Mais nous savons que cette résolution a été votée uniquement parce que l’administration Obama en fin de course souhaitait présenter un visage un peu plus équilibré de sa politique « moyen-orientale ». Elle espérait peut-être faire oublier la conclusion, au mois de septembre dernier, d’un accord d’assistance militaire en faveur de l’entité sioniste d’un montant de 38 milliards de dollars pour les années 2019-2028. Nous savons également que Donald Trump est hostile au vote de cette résolution et que son administration s’opposera au vote de la moindre sanction conte ses fidèles alliés sionistes.
N’ignorant pas cette réalité, l’entité sioniste a annoncé qu’elle « attend avec impatience de travailler avec le président élu Donald Trump et avec tous nos amis au Congrès, Républicains comme Démocrates, pour neutraliser les effets néfastes de cette résolution absurde ». Comme un pied de nez à ce vote, l’entité a déjà averti qu’elle « rejette cette résolution anti-israélienne honteuse des Nations unies et ne s’y conformera pas ».
De fait, cette résolution, comme toutes les résolutions précédentes qui égratignaient l’entité sioniste, restera lettre morte, et tous les analystes sérieux le savent pertinemment.

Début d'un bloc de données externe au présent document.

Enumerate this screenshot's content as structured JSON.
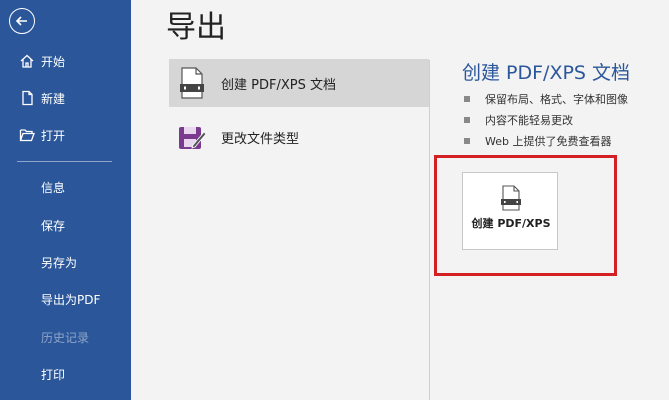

Car, en raison de sa composition et de ses modalités de fonctionnement, le Conseil de sécurité de l’ONU n’a jamais été, et ne sera jamais, un instrument de libération des peuples colonisés. Il est, et il restera, un instrument de légitimation des politiques des puissances dominantes.
Alors au lieu de reprendre le discours dominant et de se féliciter de cette résolution ou d’appeler au respect du « droit international », les véritables soutiens de la Palestine devraient se souvenir que ce soi-disant « droit » n’est qu’un instrument de domination inventé par l’Occident impérialiste pour asservir les peuples non-occidentaux.
Ainsi, c’est le « droit international » qui a légalisé la colonisation de la Palestine et la création de l’entité sioniste, le 29 novembre 1947. Ce jour là, dans le plus grand respect du « droit international », l’Assemblée générale de l’ONU a adopté la résolution 181 c’est-à-dire un plan de partage de la Palestine entre les Palestiniens et les colons juifs alors que les villes d’al-Quds et de Bethléem devaient passer sous statut international.
Lorsque nous connaissons le rôle de l’ONU et du soi-disant « droit international » dans la colonisation de la Palestine, comment peut-on avoir la moindre confiance en cette institution ? Comment l’organisation qui a voté la spoliation de la terre du peuple palestinien pour la réalisation du projet sioniste de création d’un État juif pourrait-elle être l’instrument de son émancipation ?
Critiquant les contradictions du discours légaliste se référant exclusivement au « droit international », le juriste égyptien Tariq al-Bishri concluait que « nous ne pouvons réclamer nos droits que dans le cadre « légal » esquissé par nos agresseurs. C’est pire qu’une défaite, c’est une reddition humiliante pour l’esprit et une honte pour l’âme ». (1)
La réalité est que, de la révolte du cheikh Izz ad-Din al-Qassam dans les années 1930 à l’intifadha al-Quds depuis l’automne 2015, ce n’est pas le « droit international » mais la résistance palestinienne et arabe qui a fait reculer l’entité sioniste. Car la libération de la Palestine se fera uniquement en dehors de la légalité coloniale.
Youssef Girard
25 décembre 2016
Note de référence:
(1) Tarek El-Bechry, Les Arabes face à l’agression, Beyrouth, Ed. Albouraq, 2009, page 80.